Meeting with the Pope to discuss 'Global Common Good'

Senior Lecturer in International Development, Dr Séverine Deneulin, was one of a select group of international experts to be invited to the Vatican to discuss how societies can create more inclusive economies at an event convened by Pope Francis last week.

With nearly half of the world’s population living on less than $2 a day, the invitation-only event ‘Global Common Good’ brought together leaders and experts from around the world to discuss and debate how a more inclusive economy could be forged.

Dr Deneulin, from our Department of Social & Policy Sciences, whose research focuses on the ethics of development policy as well as the role of religion within international development, was one of only 40 individuals invited. The stellar guestlist included leading economists, central bankers, Nobel Prize winners; as well as heads of international and intergovernmental organisations, plus NGOs.

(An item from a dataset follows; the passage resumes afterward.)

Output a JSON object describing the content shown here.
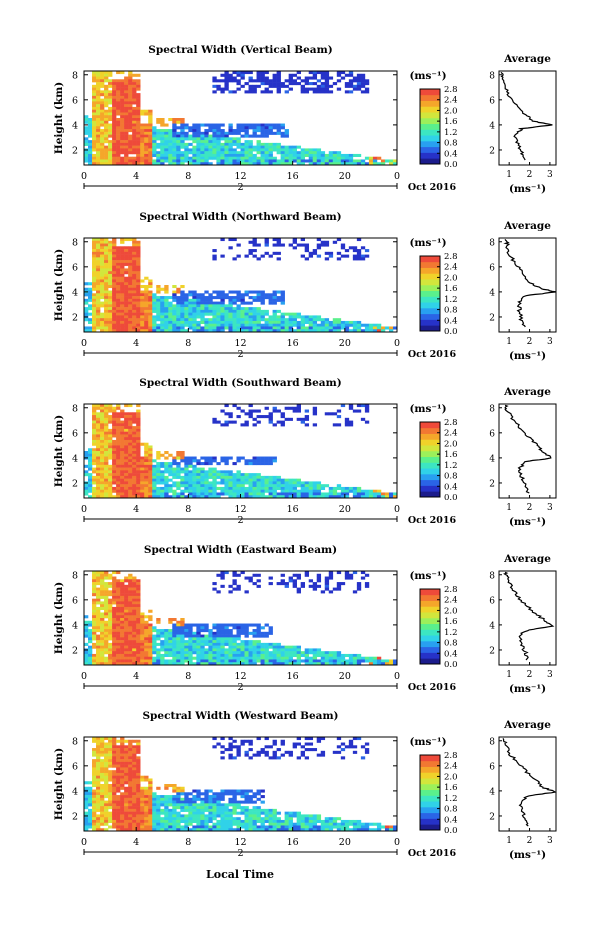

Pope Francis continues to raise in public questions about how the global economy can extend benefits to all and reverse the gaping inequalities and exclusions evident around the world. Earlier this year, he challenged global business and financial communities to contribute more to the debate “by putting their skills at the service of those who are still living in dire poverty.”

Through the work of its Pontifical Council for Justice and Peace, the Catholic Church aims at facilitating a better understanding of how to improve the shared lot of humankind within a globalised economy, and how to set a governance and regulatory global framework to put human dignity and the natural environment at the core of policy decisions.

During her sabbattical, Dr Deneulin will research ways of strengthening the voice of those living in marginalised areas of Buenos Aires, and work towards establishing better policies that create a more just and integrated city.

Commenting on the experience Dr Deneulin said: “It was a great privilege to be part of such a high profile event, with global leaders spending two days together to reflect on what they could do given their position of responsibility in the global economy and international governance.   

“As an academic, my contribution to the debate was to stress the need to restore hope and highlight the activities and initiatives already taking place which put people and the environment, and not financial gains, as their ultimate objective. Given my work around social ethics and public policy in Latin America, I also emphasised the importance of strengthening the political voice of the marginalised and excluded people to transform the unjust structures which keeps them in poverty."

This week, Dr Deneulin heads to the Pope’s homeland, Argentina, on sabbatical leave. There she will research ways of strengthening the voice of those living in marginalised areas of Buenos Aires, and work towards establishing better policies that create a more just and integrated city.